I started to write this article in March or April, but became sidetracked by other matters. What compels me to finish it now is a conversation that I had last night at a barbecue for Trinity College’s theology students. My interlocutor was a 24-year old man whose family emigrated to Canada from Nigeria when he was 3.
My new friend related to me that, when he was 10, he was out riding his bike. Form a picture of that in your mind’s eye: a boy from Africa, seven years in his new home in the GTA (Greater Toronto Area), in grade 5 at school, out riding his bike.
A cop stops him. Where did you get that bike?
I started shaking inside.
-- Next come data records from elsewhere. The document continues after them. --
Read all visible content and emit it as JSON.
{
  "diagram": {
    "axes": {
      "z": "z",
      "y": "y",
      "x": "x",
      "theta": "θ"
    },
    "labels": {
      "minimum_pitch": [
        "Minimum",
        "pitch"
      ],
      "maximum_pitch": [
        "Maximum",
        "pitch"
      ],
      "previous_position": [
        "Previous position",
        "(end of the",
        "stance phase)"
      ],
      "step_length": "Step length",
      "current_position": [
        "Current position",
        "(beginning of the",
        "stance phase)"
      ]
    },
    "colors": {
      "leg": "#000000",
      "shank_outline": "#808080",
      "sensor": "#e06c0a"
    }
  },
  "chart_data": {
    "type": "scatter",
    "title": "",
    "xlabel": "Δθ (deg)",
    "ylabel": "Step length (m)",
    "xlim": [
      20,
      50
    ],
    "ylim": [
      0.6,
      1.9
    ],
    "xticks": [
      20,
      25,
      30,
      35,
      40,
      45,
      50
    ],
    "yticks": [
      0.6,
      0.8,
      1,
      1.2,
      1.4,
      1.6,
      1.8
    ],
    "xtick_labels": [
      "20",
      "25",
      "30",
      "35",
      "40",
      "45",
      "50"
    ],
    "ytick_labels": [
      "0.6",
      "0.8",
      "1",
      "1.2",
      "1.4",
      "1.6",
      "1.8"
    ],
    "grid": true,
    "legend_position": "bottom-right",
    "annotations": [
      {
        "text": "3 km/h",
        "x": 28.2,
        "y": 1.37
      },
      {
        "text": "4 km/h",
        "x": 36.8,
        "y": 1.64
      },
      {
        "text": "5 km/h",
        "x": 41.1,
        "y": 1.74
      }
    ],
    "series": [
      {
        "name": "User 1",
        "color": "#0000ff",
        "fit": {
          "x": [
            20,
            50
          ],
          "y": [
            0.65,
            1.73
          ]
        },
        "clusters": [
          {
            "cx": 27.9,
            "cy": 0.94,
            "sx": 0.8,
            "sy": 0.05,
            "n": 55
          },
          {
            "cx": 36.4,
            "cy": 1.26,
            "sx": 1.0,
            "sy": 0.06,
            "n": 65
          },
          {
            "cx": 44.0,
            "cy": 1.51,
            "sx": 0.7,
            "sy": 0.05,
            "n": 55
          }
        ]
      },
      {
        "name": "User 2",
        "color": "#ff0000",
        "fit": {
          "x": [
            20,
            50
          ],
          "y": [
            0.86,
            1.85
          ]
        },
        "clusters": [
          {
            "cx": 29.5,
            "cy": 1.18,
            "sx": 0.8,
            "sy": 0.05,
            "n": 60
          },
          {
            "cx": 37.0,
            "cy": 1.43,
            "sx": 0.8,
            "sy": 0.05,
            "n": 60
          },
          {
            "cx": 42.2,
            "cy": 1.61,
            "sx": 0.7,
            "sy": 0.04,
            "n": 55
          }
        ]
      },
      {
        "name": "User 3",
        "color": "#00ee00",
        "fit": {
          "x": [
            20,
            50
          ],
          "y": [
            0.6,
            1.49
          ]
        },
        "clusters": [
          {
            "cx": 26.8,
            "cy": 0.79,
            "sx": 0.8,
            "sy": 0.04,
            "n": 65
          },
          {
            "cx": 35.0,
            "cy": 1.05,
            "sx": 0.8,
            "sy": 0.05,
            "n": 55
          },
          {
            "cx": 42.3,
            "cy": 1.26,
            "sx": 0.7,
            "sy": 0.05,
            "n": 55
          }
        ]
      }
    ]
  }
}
I could hardly hold back my tears for that 10-year old boy, and for the young man sharing his story with me—to his amazing credit, with sadness but no malice in his eyes.
We talked a little about Desmond Cole. Of course my friend knew the name well. A local activist, freelance journalist, and blogger at Cole’s Notes, he has been stopped by the cops fifty time—fifty times!—for the suspicious activity of Walking While Black in Toronto.
If you’re white and don’t know what “white privilege” means, or you deny that it exists, I’ll give you a pass until the end of this article. I was that white man myself, seven years ago.
Don’t let my name fool you. With my Ukrainian and Lemko ancestry on my mother’s side, I’m as white as any Eastern European. I’ve been mistaken for Norwegian, Finnish, Swedish, Danish, and German. Apparently, speech therapy in early childhood left me with an accent—undetected by myself, of course—that many people over the years have guessed as Northern European, even people in my own hometown of Jamestown NY and a Canadian immigration officer who prided himself on his unfailing ability to identify foreign accents.